Nowhere in the article is it noted Israel’s participation in the Syrian conflict, its own state sponsorship of terrorism in neighboring Syria including militants from Jabhat Al Nusra, a US State Department and UK Home Office proscribed terrorist organization, Israel’s contributions to US-Kurdish proxies in northern Syria and Iraq and multiple Israel provocations aimed at Iran itself, including the sabotaging of its infrastructure with the Stuxnet computer virus. All of these are more than credible reasons for Iran and Hezbollah’s enmity of Israel.
And while the article attempts to portray Hezbollah and Iran as poised to strike Israel, it admits that it will be merely “capabilities” either possess that will prompt Israel to “take drastic action to protect its civilian population.”
In other words, it will be a replay of the 2006 Israeli-Lebanon War in which a minor provocation was used by Tel Aviv to wage full scale war on Lebanon including aerial bombardment and a disastrous land invasion that ended in retreat before reaching the Litani River, its stated objective.
Beyond setting the stage for a potential repeat of the 2006 war, the article also suggests this artificial increase in tensions be accompanied by increased pressure on Hezbollah and Iran, pressure the US and its allies are already applying.
It should be noted that elsewhere, US policymakers have stated multiple times that before war with Iran can be pursued directly, both Syria and Hezbollah must be weakened first. A war with Lebanon thus could be a means to either directly lead into direct conflict with Tehran, or as a means of preparing for one in the near or intermediate future.
Immediate Peace and Stability vs. Constant and Perpetual War
What is clear is that the 2015 Russian intervention in Syria along with Iran’s growing influence in the region has rolled back attempts by the US and its partners to reassert control over the Middle East they have sought since the Cold War.
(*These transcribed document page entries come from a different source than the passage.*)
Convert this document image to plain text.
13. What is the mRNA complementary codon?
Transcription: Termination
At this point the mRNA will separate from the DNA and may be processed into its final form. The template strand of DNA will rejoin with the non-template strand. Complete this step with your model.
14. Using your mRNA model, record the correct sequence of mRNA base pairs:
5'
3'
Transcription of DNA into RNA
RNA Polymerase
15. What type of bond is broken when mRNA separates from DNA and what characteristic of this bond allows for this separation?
With a new multipolar coalition of emerging regional and global powers, US dreams of hegemony will be increasingly more difficult to achieve with no single “superpower” to topple in order to gain an upper hand.
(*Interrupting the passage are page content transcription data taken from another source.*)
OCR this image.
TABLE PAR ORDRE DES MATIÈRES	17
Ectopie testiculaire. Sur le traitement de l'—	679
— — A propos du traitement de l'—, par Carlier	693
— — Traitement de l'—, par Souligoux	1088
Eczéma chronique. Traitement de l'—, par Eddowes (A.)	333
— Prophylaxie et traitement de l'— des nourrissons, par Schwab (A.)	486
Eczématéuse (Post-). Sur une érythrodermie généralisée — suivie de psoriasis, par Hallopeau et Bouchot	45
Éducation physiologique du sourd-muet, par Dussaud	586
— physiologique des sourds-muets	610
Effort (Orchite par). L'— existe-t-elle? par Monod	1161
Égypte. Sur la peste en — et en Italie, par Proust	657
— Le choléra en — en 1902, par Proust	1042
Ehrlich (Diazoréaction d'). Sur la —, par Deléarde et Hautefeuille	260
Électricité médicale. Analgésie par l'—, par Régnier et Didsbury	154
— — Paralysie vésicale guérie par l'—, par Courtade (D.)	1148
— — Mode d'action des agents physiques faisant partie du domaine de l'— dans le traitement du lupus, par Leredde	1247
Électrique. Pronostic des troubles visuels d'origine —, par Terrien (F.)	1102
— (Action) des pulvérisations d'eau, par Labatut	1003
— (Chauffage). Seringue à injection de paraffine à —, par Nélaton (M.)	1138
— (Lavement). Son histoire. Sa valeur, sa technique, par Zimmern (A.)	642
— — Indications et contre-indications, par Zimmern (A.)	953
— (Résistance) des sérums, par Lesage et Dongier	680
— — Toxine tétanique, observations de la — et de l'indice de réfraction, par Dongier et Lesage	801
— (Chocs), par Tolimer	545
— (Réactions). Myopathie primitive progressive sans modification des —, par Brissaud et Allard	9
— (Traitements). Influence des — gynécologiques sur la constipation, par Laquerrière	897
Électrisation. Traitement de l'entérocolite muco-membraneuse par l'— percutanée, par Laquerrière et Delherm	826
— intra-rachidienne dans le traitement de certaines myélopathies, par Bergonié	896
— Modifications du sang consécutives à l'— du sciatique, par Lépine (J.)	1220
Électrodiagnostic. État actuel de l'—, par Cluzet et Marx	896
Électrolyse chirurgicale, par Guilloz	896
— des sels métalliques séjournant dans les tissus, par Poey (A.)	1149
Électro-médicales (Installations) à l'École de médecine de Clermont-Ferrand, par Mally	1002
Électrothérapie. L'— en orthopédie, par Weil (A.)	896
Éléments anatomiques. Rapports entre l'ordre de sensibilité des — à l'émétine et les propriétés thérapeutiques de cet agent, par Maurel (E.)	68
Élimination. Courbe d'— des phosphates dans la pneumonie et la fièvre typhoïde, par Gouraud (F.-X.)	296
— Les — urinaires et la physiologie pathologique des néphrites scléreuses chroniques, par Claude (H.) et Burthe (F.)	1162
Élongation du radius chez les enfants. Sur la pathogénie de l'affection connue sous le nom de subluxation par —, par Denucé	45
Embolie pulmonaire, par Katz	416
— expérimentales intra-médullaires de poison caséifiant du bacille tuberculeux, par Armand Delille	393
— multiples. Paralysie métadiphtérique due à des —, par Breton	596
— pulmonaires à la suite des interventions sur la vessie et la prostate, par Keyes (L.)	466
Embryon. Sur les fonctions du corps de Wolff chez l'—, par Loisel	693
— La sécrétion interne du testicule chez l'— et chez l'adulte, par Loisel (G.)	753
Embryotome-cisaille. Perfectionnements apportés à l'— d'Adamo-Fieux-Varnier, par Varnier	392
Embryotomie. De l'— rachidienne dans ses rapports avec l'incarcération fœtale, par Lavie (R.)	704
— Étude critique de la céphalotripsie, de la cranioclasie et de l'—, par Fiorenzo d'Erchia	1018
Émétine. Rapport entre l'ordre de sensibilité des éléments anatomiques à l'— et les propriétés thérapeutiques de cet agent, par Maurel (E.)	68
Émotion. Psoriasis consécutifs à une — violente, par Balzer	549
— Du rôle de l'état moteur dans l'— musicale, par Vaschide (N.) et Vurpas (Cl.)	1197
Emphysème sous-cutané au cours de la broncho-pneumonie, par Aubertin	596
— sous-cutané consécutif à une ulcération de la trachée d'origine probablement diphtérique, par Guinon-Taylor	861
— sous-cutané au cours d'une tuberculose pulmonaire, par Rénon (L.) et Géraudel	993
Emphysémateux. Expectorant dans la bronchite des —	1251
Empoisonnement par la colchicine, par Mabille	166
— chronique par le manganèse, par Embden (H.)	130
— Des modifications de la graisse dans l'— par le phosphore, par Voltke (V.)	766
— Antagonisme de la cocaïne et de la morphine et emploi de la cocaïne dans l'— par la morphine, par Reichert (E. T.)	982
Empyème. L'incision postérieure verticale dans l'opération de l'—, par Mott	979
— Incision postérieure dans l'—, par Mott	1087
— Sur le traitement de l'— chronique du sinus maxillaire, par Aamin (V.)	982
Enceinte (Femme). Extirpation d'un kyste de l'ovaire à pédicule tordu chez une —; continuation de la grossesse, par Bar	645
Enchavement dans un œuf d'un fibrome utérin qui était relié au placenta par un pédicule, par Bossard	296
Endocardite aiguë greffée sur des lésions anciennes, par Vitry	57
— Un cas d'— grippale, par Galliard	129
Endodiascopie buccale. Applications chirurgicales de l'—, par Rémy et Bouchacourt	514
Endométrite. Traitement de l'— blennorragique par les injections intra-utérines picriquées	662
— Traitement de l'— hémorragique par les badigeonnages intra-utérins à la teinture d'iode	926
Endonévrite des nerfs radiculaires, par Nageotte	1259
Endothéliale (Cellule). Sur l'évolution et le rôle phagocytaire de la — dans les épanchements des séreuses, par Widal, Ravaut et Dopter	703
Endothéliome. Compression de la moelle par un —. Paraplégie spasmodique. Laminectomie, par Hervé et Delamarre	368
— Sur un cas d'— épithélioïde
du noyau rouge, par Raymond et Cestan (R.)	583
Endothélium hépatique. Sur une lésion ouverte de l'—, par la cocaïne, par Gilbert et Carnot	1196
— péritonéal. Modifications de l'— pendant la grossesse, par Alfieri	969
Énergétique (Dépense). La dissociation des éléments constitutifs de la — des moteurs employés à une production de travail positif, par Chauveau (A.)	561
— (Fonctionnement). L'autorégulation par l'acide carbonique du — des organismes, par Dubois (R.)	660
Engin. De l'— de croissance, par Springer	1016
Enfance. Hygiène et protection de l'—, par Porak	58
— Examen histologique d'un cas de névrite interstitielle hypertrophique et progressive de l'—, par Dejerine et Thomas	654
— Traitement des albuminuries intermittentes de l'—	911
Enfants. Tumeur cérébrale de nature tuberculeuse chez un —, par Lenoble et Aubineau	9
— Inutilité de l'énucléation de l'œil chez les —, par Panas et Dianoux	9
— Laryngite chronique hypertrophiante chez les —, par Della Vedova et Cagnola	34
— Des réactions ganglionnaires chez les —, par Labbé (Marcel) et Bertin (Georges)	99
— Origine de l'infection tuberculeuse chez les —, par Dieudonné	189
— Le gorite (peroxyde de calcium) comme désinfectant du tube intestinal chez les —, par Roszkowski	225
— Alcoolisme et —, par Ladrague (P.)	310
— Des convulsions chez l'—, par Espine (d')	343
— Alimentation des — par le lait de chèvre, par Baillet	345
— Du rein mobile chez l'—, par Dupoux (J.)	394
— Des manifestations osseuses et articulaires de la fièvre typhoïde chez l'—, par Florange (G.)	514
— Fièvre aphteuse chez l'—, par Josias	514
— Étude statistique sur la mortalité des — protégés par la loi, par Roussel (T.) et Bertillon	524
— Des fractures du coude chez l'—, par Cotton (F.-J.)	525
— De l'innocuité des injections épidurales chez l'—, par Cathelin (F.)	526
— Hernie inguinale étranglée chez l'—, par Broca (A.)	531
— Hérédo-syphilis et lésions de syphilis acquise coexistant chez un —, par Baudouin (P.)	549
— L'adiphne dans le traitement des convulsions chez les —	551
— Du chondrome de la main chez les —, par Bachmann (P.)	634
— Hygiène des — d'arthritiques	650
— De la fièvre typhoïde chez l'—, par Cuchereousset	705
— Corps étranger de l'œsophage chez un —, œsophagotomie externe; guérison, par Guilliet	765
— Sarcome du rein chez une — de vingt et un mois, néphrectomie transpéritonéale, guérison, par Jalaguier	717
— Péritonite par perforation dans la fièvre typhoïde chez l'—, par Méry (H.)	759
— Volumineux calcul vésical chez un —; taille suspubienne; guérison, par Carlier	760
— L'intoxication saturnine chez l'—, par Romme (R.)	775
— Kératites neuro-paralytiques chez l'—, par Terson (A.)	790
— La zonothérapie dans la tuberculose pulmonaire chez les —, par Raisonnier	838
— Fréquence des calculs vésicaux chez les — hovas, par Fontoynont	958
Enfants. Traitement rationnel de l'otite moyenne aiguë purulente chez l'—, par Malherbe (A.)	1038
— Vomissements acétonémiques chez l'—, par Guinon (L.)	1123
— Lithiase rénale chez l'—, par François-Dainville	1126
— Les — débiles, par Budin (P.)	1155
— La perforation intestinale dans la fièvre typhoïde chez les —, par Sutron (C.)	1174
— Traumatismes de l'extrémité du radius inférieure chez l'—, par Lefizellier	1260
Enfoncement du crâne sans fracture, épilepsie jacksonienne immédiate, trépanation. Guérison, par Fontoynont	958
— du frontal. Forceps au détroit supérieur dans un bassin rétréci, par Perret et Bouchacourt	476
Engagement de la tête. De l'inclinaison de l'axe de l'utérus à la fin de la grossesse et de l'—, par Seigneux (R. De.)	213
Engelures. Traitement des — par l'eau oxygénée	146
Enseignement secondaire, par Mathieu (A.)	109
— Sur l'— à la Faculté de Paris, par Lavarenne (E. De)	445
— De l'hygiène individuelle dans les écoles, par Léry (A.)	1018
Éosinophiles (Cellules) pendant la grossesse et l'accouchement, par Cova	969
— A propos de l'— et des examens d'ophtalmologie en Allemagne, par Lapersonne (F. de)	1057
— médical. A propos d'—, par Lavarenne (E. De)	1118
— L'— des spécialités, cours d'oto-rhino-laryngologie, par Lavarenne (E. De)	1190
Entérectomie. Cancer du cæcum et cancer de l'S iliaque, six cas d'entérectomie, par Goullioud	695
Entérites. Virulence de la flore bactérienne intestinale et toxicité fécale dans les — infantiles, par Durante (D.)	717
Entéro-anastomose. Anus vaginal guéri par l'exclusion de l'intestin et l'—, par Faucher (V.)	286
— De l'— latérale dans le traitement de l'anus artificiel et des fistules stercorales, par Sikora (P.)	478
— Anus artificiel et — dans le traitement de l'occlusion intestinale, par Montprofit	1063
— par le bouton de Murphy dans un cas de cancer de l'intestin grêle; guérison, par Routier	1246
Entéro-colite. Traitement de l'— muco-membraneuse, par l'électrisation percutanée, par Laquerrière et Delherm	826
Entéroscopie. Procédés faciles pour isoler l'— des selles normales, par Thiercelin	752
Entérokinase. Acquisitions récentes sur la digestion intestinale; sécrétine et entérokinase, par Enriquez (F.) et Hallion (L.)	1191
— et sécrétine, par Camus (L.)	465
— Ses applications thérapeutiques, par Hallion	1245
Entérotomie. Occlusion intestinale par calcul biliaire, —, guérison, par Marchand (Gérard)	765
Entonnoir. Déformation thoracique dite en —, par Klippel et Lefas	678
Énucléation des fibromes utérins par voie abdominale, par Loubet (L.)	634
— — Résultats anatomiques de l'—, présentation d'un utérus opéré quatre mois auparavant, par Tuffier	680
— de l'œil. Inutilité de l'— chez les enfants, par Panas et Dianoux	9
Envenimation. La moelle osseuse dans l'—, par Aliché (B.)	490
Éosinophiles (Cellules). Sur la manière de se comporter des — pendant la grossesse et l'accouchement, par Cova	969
For governments everywhere from Beirut to Amman and even Riyadh and its Persian Gulf neighbors, the choice of whether to go down this increasingly violent path in pursuit of increasingly distant hegemony Washington has promised them the spoils of, or to constructively embrace multipolarism by pursuing regional stability is fast approaching.
For the US, the threats it has used to coerce some of its more unwilling partners are quickly being dwarfed by the consequences of their complicity. Additionally, with nothing but perpetual war on the horizon as the “plan” to achieve US hegemony in the region, even if Washington succeeded, it will be only after its regional proxies endure years more of dangerous conflict. Nations like Saudi Arabia, mired in conflict in Yemen to the south while its proxies in Syria and Iraq are wiped off the battlefield, walks a dangerous tightrope other nations would be wise to avoid.
Lebanon has been a battlefield in the past the US has used as a vector toward greater regional conflict. Its ability or inability to create conflict there again, directly or through Israel, and that conflict’s ability or inability to drag Iran, Syria and other players in directly, will determine the outlook for America’s wider agenda in the region.